Objection 2: Further, according to the Philosopher (Metaph. v,
text. 12), things specifically diverse are also numerically
diverse. But Christ's body, living and dead, was specifically
diverse: because the eye or flesh of the dead is only called so
equivocally, as is evident from the Philosopher (De Anima ii,
text. 9; Metaph. vii). Therefore Christ's body was not simply
identically the same, living and dead.
Objection 3: Further, death is a kind of corruption. But what is
corrupted by substantial corruption after being corrupted, exists no
longer, since corruption is change from being to non-being.
Therefore, Christ's body, after it was dead, did not remain
identically the same, because death is a substantial corruption.
On the contrary, Athanasius says (Epist. ad Epict.): "In
that body which was circumcised and carried, which ate, and toiled,
and was nailed on the tree, there was the impassible and incorporeal
Word of God: the same was laid in the tomb." But Christ's living
body was circumcised and nailed on the tree; and Christ's dead body
was laid in the tomb. Therefore it was the same body living and dead.
I answer that, The expression "simply" can be taken in two senses.
In the first instance by taking "simply" to be the same as
"absolutely"; thus "that is said simply which is said without
addition," as the Philosopher put it (Topic. ii): and in this
way the dead and living body of Christ was simply identically the
same: since a thing is said to be "simply" identically the same from
the identity of the subject. But Christ's body living and dead was
identical in its suppositum because alive and dead it had none other
besides the Word of God, as was stated above (Article 2). And
it is in this sense that Athanasius is speaking in the passage quoted.

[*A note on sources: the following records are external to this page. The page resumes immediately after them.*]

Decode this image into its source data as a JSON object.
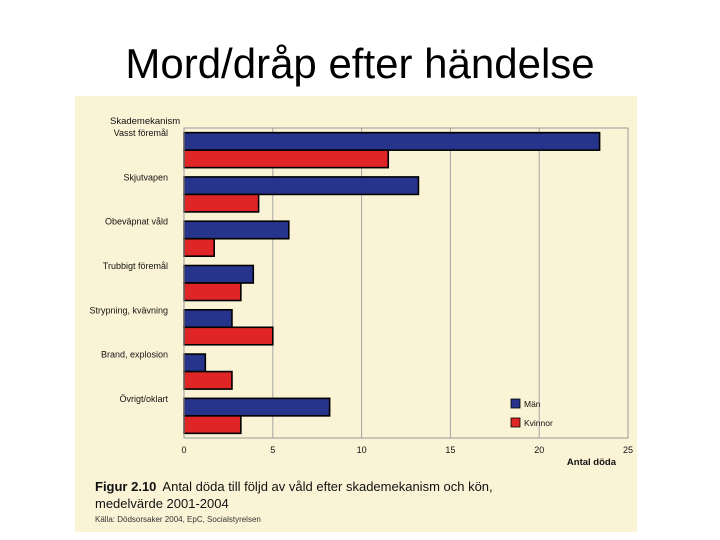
{
  "slide": {
    "title": "Mord/dråp efter händelse"
  },
  "figure": {
    "number": "Figur 2.10",
    "caption_line1": "Antal döda till följd av våld efter skademekanism och kön,",
    "caption_line2": "medelvärde 2001-2004",
    "source": "Källa: Dödsorsaker 2004, EpC, Socialstyrelsen"
  },
  "colors": {
    "man": "#26348c",
    "kvinnor": "#e02527",
    "background": "#fbf3d6"
  },
  "chart_data": {
    "type": "bar",
    "orientation": "horizontal",
    "ylabel": "Skademekanism",
    "xlabel": "Antal döda",
    "categories": [
      "Vasst föremål",
      "Skjutvapen",
      "Obeväpnat våld",
      "Trubbigt föremål",
      "Strypning, kvävning",
      "Brand, explosion",
      "Övrigt/oklart"
    ],
    "series": [
      {
        "name": "Män",
        "color": "#26348c",
        "values": [
          23.4,
          13.2,
          5.9,
          3.9,
          2.7,
          1.2,
          8.2
        ]
      },
      {
        "name": "Kvinnor",
        "color": "#e02527",
        "values": [
          11.5,
          4.2,
          1.7,
          3.2,
          5.0,
          2.7,
          3.2
        ]
      }
    ],
    "xlim": [
      0,
      25
    ],
    "xticks": [
      0,
      5,
      10,
      15,
      20,
      25
    ],
    "grid": true,
    "legend": "bottom-right"
  }
}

In another way "simply" is the same as "altogether" or
"totally": in which sense the body of Christ, dead and alive, was
not "simply" the same identically, because it was not "totally" the
same, since life is of the essence of a living body; for it is an
essential and not an accidental predicate: hence it follows that a body
which ceases to be living does not remain totally the same. Moreover,
if it were to be said that Christ's dead body did continue "totally"
the same, it would follow that it was not corrupted---I mean, by
the corruption of death: which is the heresy of the Gaianites, as
Isidore says (Etym. viii), and is to be found in the Decretals
(xxiv, qu. iii). And Damascene says (De Fide Orth. iii)
that "the term 'corruption' denotes two things: in one way it is the
separation of the soul from the body and other things of the sort; in
another way, the complete dissolving into elements. Consequently it
is impious to say with Julian and Gaian that the Lord's body was
incorruptible after the first manner of corruption before the
resurrection: because Christ's body would not be consubstantial with
us, nor truly dead, nor would we have been saved in very truth. But
in the second way Christ's body was incorrupt."
Reply to Objection 1: The dead body of everyone else does not
continue united to an abiding hypostasis, as Christ's dead body did;
consequently the dead body of everyone else is not the same "simply,"
but only in some respect: because it is the same as to its matter, but
not the same as to its form. But Christ's body remains the same
simply, on account of the identity of the suppositum, as stated
above.
Reply to Objection 2: Since a thing is said to be the same
identically according to suppositum, but the same specifically
according to form: wherever the suppositum subsists in only one
nature, it follows of necessity that when the unity of species is taken
away the unity of identity is also taken away. But the hypostasis of
the Word of God subsists in two natures; and consequently, although
in others the body does not remain the same according to the species of
human nature, still it continues identically the same in Christ
according to the suppositum of the Word of God.
Reply to Objection 3: Corruption and death do not belong to Christ
by reason of the suppositum, from which suppositum follows the unity of
identity; but by reason of the human nature, according to which is
found the difference of death and of life in Christ's body.